As we put today’s first reading and gospel together, we realize that the climactic moments of Jesus’ ministry where he heals great numbers of the sick, disabled, and possessed only make sense in the shadow of the Cross. And, the Cross only makes sense in light of His role as the great, eternal High Priest.

In the gospel we see Jesus pressed from every side as the afflicted clamor to get close to Him for healing. It is a very vivid, earthy picture, where we even see Him order up a boat in case he needs a little physical distance.

Yet this very earthy seen is part of a glorious plan that, per the first reading, ultimately plays out for eternity in Heaven, where the great High priest has entered once and for all, offering Himself as the definitive sacrifice.

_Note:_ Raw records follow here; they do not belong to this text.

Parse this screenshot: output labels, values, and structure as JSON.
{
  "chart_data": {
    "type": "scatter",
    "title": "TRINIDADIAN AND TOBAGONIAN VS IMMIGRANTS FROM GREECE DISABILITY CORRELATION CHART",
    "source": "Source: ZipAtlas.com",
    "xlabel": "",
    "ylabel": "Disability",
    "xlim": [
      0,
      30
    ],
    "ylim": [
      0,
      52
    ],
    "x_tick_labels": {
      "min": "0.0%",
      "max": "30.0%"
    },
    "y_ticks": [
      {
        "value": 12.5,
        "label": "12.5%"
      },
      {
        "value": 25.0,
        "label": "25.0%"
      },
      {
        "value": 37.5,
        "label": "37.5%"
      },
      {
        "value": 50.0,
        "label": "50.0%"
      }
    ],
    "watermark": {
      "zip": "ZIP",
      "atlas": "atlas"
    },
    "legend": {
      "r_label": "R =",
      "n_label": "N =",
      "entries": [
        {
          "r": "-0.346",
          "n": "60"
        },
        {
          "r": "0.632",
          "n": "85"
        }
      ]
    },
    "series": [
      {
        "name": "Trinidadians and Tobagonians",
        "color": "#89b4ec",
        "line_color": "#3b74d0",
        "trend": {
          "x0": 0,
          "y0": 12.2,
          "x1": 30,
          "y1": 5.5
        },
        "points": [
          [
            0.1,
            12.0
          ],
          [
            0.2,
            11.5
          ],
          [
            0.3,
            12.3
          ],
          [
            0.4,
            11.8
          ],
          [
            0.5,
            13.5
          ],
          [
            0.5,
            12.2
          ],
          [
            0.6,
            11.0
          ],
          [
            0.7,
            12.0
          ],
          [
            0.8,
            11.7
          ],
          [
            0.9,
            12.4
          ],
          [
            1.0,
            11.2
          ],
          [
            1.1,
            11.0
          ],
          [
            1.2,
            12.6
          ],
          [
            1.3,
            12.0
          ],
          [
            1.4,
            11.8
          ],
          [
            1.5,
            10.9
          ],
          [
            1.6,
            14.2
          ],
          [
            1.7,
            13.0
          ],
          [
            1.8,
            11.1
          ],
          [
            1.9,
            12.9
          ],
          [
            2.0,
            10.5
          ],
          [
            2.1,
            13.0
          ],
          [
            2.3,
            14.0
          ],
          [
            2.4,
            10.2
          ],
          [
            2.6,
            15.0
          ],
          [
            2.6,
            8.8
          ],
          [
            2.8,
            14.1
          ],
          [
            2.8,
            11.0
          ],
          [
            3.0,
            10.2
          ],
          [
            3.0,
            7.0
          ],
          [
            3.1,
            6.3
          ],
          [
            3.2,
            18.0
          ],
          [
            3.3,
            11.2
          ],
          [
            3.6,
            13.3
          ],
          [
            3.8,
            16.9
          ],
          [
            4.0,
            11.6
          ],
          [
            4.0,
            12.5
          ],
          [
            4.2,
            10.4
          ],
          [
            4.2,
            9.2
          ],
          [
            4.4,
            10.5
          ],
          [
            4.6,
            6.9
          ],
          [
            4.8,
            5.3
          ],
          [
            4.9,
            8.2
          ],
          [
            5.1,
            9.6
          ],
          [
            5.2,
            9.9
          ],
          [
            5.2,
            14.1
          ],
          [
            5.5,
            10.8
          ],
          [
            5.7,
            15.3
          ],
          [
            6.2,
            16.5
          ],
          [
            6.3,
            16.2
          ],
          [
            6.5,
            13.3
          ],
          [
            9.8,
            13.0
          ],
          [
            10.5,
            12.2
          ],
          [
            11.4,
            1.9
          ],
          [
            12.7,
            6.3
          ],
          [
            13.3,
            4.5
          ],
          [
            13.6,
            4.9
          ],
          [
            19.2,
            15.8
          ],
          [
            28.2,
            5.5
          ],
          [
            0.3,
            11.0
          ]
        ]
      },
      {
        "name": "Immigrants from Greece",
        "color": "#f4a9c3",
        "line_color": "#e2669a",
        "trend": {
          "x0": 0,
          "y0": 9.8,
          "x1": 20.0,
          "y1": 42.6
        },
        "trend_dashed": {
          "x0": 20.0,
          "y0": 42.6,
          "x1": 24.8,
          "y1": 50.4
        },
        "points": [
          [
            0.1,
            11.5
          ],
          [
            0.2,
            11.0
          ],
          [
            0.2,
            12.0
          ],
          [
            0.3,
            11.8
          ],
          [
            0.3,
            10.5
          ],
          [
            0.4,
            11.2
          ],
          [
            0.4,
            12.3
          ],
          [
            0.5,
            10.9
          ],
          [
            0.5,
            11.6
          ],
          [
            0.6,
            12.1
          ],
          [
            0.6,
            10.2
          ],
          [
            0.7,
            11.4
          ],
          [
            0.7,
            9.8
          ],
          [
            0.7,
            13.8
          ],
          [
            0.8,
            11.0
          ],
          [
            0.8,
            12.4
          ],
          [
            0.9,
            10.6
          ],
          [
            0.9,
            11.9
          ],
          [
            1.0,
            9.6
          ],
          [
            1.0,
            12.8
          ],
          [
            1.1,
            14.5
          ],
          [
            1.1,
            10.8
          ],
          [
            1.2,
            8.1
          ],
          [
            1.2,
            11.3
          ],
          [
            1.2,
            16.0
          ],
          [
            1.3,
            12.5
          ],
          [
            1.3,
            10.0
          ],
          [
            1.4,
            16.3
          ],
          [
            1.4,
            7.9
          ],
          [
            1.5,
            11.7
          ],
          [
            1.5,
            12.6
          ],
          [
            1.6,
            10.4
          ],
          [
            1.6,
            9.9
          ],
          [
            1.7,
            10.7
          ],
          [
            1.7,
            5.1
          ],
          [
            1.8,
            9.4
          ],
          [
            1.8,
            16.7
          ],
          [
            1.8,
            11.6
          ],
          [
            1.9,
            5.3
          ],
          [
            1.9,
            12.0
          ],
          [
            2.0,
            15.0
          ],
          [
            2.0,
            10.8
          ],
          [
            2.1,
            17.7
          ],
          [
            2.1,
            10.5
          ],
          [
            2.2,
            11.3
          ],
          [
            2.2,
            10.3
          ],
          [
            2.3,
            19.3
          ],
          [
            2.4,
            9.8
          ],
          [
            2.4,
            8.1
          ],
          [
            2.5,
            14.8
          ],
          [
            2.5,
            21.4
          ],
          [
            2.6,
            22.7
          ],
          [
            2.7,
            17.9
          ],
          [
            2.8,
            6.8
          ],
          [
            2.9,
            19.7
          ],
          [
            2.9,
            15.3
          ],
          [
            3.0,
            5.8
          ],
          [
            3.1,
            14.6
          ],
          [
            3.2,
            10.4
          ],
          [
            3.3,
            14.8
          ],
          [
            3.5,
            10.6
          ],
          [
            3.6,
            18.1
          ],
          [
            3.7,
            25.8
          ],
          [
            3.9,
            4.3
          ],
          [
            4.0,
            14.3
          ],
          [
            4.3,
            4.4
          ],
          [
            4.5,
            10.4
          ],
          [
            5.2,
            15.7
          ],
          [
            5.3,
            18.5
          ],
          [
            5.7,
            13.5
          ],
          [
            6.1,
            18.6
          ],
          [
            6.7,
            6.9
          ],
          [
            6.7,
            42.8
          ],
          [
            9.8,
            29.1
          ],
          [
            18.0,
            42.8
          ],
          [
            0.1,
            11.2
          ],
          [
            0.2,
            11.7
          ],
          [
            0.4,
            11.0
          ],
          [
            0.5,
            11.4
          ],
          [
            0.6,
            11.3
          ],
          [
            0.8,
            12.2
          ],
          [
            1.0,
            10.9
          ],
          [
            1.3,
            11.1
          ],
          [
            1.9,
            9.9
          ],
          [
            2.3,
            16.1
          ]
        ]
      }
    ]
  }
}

One can say that, as omnipotent as God is, and by inclusion of course therefore Jesus Christ Himself is likewise, He set up such an inviolable and permanent respect for man’s freedom, that to release us from the consequences of that freedom, He felt the need to offer Himself up in atonement.

It is this act of atonement, Jesus’ death on the Cross, that reaches back and overshadows with its power the incredibly potent scene in today’s gospel, of the transmission of saving healing. The power to save man from the consequences of his sin comes from the Cross.

And it is that same act of atonement, the one we see by its effect present in today’s earthy scene, that is offered eternally by the great High Priest, Jesus Christ, to His Father for us all.

Not only the gospel, but all of salvation history, from the moment Adam sinned to the end of time–indeed, all of history–revolves around the saving act of Jesus’ death and Resurrection. And, with the great High Priest offering that sacrifice for eternity in heaven, eternity itself revolves around the very same axis.

Ideas for conversation with the Lord: One can never meditate too much on the Passion, death, and Resurrection of Jesus Christ. But today, perhaps meditate on these mysteries in in a new light: The light of how they stand center stage in both time and in eternity as the apex moment of the grand plan that God designed for man at the beginning. Then, chat with Jesus, great High Priest and yet your intimate friend, and ask Him to help your life to fit into that plan in just the manner that He wishes.